I watched and hurt with them for every single disappointment they have had since you left, and to be honest, even all the years before that.
I've taken all of their calls, including the scary ones that come after 2am.
I've picked them up, literally and figuratively, when they were lost.
I've taught them about love and loyalty, and also what bull s*** smells like.
And while you complain about child support, I creatively find ways to pay the other 90% of their expenses you think you shouldn’t have to cover.
I am the ride-or-die parent, the real-deal-superwoman-single mom, who has sacrificed much to give them lives that don’t lack, despite your absence.
So, when you ask me with callousness and undeserved annoyance, “What the hell do you want,” my simple answer is this-
Be a good dad, a better man.
Respect the mother of your children.
And show some gratitude that while our children may carry your name, they bear all of my heart.
Sigua said her inclination to write the essay was affirmed by a slew of support and encouragement.
"As for the comments and feedback I have received and seen on the internet, it's all been positive," she told "GMA."
"Many people have expressed awe in my -- and thousands of others' -- plight as a single parent. And the single parents seem overjoyed that someone has written this anthem of sorts that illustrates for the rest of the world, including the absent parents, just what it means to single parent. A lot of people have been compelled to share their own story in the comments or when they share the post."

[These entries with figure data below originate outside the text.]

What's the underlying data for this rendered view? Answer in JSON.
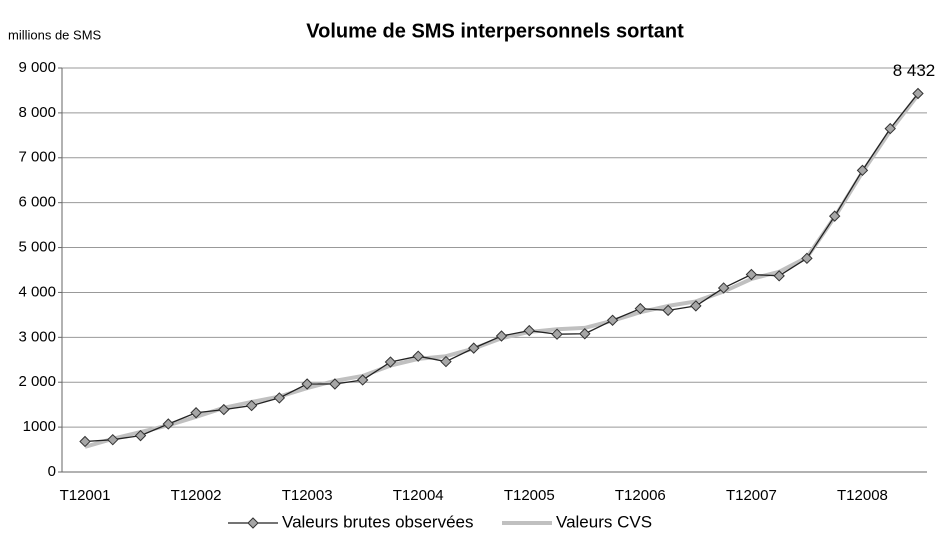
{
  "chart_data": {
    "type": "line",
    "title": "Volume de SMS interpersonnels sortant",
    "y_label": "millions de SMS",
    "categories": [
      "T12001",
      null,
      null,
      null,
      "T12002",
      null,
      null,
      null,
      "T12003",
      null,
      null,
      null,
      "T12004",
      null,
      null,
      null,
      "T12005",
      null,
      null,
      null,
      "T12006",
      null,
      null,
      null,
      "T12007",
      null,
      null,
      null,
      "T12008",
      null,
      null
    ],
    "series": [
      {
        "name": "Valeurs brutes observées",
        "color": "#222222",
        "marker_color": "#a6a6a6",
        "values": [
          680,
          720,
          810,
          1070,
          1320,
          1390,
          1480,
          1650,
          1960,
          1960,
          2050,
          2450,
          2580,
          2460,
          2760,
          3030,
          3150,
          3070,
          3080,
          3380,
          3640,
          3600,
          3700,
          4100,
          4400,
          4370,
          4760,
          5700,
          6720,
          7650,
          8432
        ],
        "value_labels": [
          null,
          null,
          null,
          null,
          null,
          null,
          null,
          null,
          null,
          null,
          null,
          null,
          null,
          null,
          null,
          null,
          null,
          null,
          null,
          null,
          null,
          null,
          null,
          null,
          null,
          null,
          null,
          null,
          null,
          null,
          "8 432"
        ]
      },
      {
        "name": "Valeurs CVS",
        "color": "#c0c0c0",
        "values": [
          560,
          740,
          890,
          1040,
          1230,
          1430,
          1560,
          1680,
          1870,
          2030,
          2140,
          2370,
          2520,
          2580,
          2750,
          2980,
          3120,
          3180,
          3210,
          3370,
          3560,
          3700,
          3800,
          4020,
          4300,
          4460,
          4780,
          5680,
          6680,
          7600,
          8400
        ]
      }
    ],
    "ylim": [
      0,
      9000
    ],
    "yticks": [
      0,
      1000,
      {
        "value": 2000,
        "label": "2 000"
      },
      {
        "value": 3000,
        "label": "3 000"
      },
      {
        "value": 4000,
        "label": "4 000"
      },
      {
        "value": 5000,
        "label": "5 000"
      },
      {
        "value": 6000,
        "label": "6 000"
      },
      {
        "value": 7000,
        "label": "7 000"
      },
      {
        "value": 8000,
        "label": "8 000"
      },
      {
        "value": 9000,
        "label": "9 000"
      }
    ],
    "grid": true,
    "legend": "bottom"
  }
}
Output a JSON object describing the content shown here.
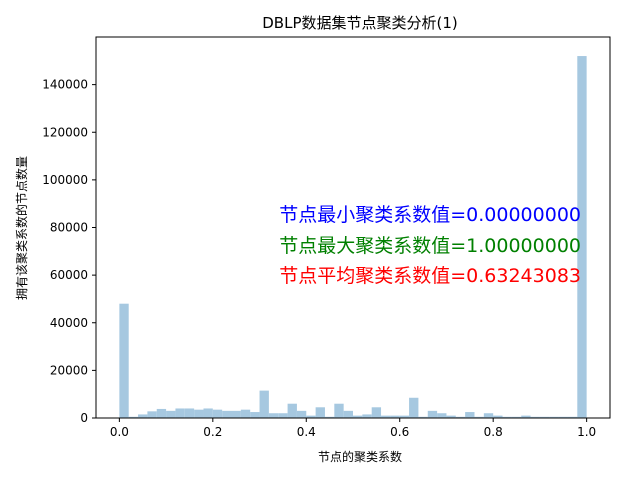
{
  "chart_data": {
    "type": "bar",
    "title": "DBLP数据集节点聚类分析(1)",
    "xlabel": "节点的聚类系数",
    "ylabel": "拥有该聚类系数的节点数量",
    "xlim": [
      -0.05,
      1.05
    ],
    "ylim": [
      0,
      160000
    ],
    "xticks": [
      0.0,
      0.2,
      0.4,
      0.6,
      0.8,
      1.0
    ],
    "xtick_labels": [
      "0.0",
      "0.2",
      "0.4",
      "0.6",
      "0.8",
      "1.0"
    ],
    "yticks": [
      0,
      20000,
      40000,
      60000,
      80000,
      100000,
      120000,
      140000
    ],
    "ytick_labels": [
      "0",
      "20000",
      "40000",
      "60000",
      "80000",
      "100000",
      "120000",
      "140000"
    ],
    "bar_color": "#a6c8e0",
    "bins": {
      "start": 0.0,
      "width": 0.02,
      "count": 50
    },
    "values": [
      48000,
      500,
      1500,
      2800,
      3800,
      3000,
      4000,
      4000,
      3500,
      4000,
      3500,
      3000,
      3000,
      3500,
      2500,
      11500,
      2000,
      2000,
      6000,
      3000,
      1000,
      4500,
      500,
      6000,
      3000,
      1000,
      1500,
      4500,
      1000,
      1000,
      1000,
      8500,
      500,
      3000,
      2000,
      1000,
      500,
      2500,
      500,
      2000,
      1000,
      500,
      500,
      1000,
      500,
      500,
      500,
      500,
      500,
      152000
    ]
  },
  "annotations": [
    {
      "text": "节点最小聚类系数值=0.00000000",
      "color": "#0000ff"
    },
    {
      "text": "节点最大聚类系数值=1.00000000",
      "color": "#008000"
    },
    {
      "text": "节点平均聚类系数值=0.63243083",
      "color": "#ff0000"
    }
  ]
}
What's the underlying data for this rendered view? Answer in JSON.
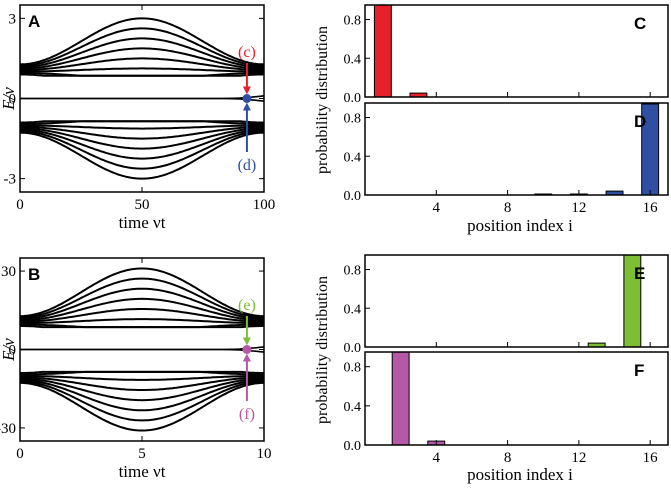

"I'm glad," she concluded.
"I'm also pleased that most comments don't bash the absent parent, in my story or theirs. The anthem wasn't intended to bash anyone, it was intended to praise single parents and try to give the absent parent a lens into what daily life looks like for us. Single parents are some of the most resilient beings on earth, and not because we're built that way but because our children depend on us to be."